Rolling into the station after the 00-gauge, was the 0 gauge. A more classical section which in recent years has not been as buoyant as historically, so I was very happy with our results with quality really shining through and bucking the trend. The best of the bunch was seen with an MTH 0-gauge Duchess of Abercorn locomotive that made £350, a very smart Ace train 0-gauge BR Britannia Class locomotive William Shakespeare that made £460 and a very well-made Steam Age London live LMS Compound locomotive that fetched £1,250.
Last we had the diecast vehicles, starting with the miscellaneous makers and working through the Matchbox, to the Corgi and last the Dinky.
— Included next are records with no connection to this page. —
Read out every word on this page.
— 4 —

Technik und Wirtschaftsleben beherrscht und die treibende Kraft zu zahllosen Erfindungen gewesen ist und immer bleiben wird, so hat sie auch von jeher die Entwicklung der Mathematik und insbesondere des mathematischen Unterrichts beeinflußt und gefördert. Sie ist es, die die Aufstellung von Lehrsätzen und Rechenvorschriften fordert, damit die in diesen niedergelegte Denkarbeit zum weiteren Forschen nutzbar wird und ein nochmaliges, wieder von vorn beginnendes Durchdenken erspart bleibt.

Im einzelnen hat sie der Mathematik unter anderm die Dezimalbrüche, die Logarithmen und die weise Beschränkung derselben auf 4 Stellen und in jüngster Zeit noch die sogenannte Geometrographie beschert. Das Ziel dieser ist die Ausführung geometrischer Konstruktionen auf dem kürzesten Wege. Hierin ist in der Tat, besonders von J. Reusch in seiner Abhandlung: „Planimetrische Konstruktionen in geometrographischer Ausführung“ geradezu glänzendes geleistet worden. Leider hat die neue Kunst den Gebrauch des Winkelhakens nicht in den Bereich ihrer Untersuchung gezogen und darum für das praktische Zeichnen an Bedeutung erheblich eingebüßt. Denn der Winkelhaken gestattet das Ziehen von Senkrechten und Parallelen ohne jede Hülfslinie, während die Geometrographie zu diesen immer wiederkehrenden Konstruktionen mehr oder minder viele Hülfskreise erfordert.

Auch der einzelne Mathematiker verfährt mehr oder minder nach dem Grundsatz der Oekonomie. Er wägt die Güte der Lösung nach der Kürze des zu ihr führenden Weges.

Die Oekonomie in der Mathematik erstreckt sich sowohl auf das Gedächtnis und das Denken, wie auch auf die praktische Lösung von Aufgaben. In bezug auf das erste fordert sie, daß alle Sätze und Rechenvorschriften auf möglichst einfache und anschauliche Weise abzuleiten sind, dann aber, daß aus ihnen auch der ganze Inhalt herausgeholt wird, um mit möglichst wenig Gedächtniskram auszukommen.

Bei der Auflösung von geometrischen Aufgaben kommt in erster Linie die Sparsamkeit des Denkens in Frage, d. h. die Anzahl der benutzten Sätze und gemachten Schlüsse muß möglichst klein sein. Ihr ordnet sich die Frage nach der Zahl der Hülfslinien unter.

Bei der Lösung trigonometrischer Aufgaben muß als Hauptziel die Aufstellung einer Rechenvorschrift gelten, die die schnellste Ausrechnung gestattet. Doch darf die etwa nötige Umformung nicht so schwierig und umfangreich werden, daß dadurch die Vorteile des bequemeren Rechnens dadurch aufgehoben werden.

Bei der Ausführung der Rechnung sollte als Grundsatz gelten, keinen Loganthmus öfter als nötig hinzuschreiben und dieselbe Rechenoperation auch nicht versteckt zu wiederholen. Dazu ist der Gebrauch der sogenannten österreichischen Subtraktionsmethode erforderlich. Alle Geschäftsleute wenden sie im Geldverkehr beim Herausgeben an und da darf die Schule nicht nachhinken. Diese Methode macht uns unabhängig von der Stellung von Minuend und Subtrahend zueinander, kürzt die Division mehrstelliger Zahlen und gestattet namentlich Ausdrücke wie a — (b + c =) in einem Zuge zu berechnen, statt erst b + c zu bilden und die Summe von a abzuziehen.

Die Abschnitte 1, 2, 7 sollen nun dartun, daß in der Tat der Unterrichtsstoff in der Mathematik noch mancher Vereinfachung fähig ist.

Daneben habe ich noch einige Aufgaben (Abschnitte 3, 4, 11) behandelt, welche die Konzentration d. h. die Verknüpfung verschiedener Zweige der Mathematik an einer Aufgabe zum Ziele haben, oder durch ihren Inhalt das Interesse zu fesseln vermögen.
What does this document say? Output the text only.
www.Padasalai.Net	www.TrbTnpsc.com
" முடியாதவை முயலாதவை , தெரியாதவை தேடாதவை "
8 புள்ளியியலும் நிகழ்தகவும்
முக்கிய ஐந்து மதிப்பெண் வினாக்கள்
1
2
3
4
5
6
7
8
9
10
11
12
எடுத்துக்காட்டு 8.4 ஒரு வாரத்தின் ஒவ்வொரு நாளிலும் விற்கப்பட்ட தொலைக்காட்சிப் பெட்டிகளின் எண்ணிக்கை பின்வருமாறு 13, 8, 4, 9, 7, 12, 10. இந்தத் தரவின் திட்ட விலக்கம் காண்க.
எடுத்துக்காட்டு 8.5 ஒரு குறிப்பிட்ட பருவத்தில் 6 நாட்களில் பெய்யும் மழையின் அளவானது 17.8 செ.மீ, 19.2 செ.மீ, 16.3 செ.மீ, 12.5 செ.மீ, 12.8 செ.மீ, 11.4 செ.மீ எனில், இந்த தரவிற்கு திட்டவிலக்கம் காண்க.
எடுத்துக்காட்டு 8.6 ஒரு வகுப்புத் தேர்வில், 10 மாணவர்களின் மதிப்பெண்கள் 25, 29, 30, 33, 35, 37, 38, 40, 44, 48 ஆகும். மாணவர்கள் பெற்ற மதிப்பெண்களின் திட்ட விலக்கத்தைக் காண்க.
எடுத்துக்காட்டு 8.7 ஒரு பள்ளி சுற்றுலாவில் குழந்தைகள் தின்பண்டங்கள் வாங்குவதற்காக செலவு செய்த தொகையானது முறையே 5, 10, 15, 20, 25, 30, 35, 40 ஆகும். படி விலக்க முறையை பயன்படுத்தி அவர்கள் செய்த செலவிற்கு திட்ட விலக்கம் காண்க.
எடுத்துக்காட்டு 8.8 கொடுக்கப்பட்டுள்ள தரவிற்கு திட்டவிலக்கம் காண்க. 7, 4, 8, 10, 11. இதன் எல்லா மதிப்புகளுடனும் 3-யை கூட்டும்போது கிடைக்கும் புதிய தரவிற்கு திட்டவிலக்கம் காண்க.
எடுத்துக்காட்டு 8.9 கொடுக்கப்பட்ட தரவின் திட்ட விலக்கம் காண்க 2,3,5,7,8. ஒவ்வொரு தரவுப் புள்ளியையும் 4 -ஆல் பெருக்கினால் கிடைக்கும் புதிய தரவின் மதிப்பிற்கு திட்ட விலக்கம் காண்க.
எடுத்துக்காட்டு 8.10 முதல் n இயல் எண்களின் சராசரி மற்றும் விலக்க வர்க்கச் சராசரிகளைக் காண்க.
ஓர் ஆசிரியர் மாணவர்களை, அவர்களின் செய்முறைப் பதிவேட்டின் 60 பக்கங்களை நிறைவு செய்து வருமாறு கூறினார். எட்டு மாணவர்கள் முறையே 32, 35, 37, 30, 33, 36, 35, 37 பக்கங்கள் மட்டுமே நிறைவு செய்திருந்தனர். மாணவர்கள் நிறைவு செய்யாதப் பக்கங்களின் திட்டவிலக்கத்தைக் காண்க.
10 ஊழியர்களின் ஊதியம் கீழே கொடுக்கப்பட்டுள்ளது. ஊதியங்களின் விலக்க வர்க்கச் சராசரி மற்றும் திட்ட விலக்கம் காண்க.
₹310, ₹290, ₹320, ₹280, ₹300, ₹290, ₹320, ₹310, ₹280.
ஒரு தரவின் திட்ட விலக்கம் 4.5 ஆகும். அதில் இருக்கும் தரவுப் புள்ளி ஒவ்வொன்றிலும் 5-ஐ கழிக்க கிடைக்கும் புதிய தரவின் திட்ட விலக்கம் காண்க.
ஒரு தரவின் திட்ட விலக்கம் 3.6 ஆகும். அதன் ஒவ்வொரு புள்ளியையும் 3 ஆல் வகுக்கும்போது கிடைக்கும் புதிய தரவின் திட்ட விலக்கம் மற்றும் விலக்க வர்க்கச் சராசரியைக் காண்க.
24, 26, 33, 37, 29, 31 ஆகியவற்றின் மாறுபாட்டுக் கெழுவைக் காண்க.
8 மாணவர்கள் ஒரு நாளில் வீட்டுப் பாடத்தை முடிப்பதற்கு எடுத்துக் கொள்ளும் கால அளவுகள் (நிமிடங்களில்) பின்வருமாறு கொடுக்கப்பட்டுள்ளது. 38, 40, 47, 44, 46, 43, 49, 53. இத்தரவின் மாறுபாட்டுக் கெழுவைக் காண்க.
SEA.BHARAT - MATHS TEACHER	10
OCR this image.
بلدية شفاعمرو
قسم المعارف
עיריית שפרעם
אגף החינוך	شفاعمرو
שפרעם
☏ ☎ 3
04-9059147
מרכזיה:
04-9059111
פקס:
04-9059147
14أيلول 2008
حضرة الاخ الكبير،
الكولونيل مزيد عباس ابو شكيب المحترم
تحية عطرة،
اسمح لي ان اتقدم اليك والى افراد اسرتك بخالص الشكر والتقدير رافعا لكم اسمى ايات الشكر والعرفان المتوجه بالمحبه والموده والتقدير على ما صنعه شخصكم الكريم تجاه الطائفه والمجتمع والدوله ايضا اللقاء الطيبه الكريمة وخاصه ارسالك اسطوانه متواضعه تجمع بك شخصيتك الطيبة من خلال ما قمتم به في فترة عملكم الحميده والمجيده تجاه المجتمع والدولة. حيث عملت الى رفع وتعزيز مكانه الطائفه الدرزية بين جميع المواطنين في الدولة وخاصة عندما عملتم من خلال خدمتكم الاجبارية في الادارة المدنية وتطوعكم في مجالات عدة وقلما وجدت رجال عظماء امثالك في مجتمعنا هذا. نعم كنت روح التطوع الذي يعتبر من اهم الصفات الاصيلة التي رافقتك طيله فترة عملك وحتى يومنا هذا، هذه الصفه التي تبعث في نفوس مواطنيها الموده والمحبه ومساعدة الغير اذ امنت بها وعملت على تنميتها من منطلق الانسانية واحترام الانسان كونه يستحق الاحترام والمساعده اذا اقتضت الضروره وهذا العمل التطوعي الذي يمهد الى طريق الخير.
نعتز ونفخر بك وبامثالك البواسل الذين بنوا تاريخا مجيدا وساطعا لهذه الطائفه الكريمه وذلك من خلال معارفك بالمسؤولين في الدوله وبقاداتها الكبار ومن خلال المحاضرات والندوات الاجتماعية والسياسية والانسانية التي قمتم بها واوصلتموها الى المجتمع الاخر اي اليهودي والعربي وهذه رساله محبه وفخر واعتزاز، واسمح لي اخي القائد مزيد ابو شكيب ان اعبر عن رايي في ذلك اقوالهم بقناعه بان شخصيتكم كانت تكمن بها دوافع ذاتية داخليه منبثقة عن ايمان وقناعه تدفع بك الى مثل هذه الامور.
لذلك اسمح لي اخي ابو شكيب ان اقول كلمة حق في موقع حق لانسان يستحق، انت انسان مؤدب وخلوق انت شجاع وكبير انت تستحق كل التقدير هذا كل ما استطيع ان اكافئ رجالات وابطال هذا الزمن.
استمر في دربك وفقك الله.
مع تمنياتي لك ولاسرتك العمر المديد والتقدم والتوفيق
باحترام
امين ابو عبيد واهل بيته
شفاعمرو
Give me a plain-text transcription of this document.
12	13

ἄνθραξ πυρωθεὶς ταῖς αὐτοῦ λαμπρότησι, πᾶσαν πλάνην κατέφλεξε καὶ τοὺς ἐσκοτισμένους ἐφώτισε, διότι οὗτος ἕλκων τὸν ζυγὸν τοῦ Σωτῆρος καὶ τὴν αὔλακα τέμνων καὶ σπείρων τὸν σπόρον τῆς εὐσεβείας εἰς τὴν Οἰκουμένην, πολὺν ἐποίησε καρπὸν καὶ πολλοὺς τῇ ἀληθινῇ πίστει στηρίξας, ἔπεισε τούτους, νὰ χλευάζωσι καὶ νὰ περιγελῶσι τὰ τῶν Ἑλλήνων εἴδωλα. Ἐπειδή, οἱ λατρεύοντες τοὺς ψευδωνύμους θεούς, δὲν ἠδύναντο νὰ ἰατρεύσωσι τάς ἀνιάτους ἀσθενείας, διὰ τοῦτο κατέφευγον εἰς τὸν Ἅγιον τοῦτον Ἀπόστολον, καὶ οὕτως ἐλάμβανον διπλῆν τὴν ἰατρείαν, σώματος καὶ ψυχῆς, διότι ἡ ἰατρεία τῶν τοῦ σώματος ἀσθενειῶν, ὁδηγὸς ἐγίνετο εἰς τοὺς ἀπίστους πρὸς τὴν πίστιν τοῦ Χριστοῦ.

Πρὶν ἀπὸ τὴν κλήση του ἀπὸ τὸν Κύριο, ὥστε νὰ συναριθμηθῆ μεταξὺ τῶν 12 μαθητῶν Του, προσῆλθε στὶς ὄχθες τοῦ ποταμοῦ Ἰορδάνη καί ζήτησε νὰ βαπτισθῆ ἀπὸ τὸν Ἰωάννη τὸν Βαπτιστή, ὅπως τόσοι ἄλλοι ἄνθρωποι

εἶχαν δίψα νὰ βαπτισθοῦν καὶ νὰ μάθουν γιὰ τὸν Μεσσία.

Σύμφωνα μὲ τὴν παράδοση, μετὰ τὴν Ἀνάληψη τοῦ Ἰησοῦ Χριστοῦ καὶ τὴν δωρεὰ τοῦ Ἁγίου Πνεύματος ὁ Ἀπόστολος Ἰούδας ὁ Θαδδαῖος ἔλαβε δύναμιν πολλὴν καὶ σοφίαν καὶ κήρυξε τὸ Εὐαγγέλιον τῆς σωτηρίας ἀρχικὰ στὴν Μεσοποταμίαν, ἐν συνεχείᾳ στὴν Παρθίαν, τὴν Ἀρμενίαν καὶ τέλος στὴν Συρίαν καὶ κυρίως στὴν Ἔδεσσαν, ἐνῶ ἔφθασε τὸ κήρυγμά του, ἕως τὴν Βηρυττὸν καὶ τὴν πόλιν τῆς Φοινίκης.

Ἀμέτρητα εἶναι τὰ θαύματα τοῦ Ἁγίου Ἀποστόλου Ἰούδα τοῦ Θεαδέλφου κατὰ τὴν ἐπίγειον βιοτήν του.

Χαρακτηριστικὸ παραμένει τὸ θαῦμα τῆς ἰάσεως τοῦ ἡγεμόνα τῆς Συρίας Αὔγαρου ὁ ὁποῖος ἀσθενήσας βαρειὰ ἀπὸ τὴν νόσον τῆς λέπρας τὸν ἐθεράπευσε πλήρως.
Although some singular cars did sell well, such as a Corgi Batmobile that made £120, some of the best prices were seen within the group and playworn lots, such as a box of well-loved Dinky cars that made £250 and ten Landsdowne models that made £320. My favourite lots of the section were two large scale model tanks by Valor, items never made for kids, but adult military enthusiasts and one even being stored in a huge faux ammunition crate, the first sold for £320 and the second for £340.
All in all, it was a greatly successful sale, with something for everyone and brilliant 93% sold rate. We already have our sale dates for next year and will be avidly collection between now and the start of 2026 for our next Toy Sale.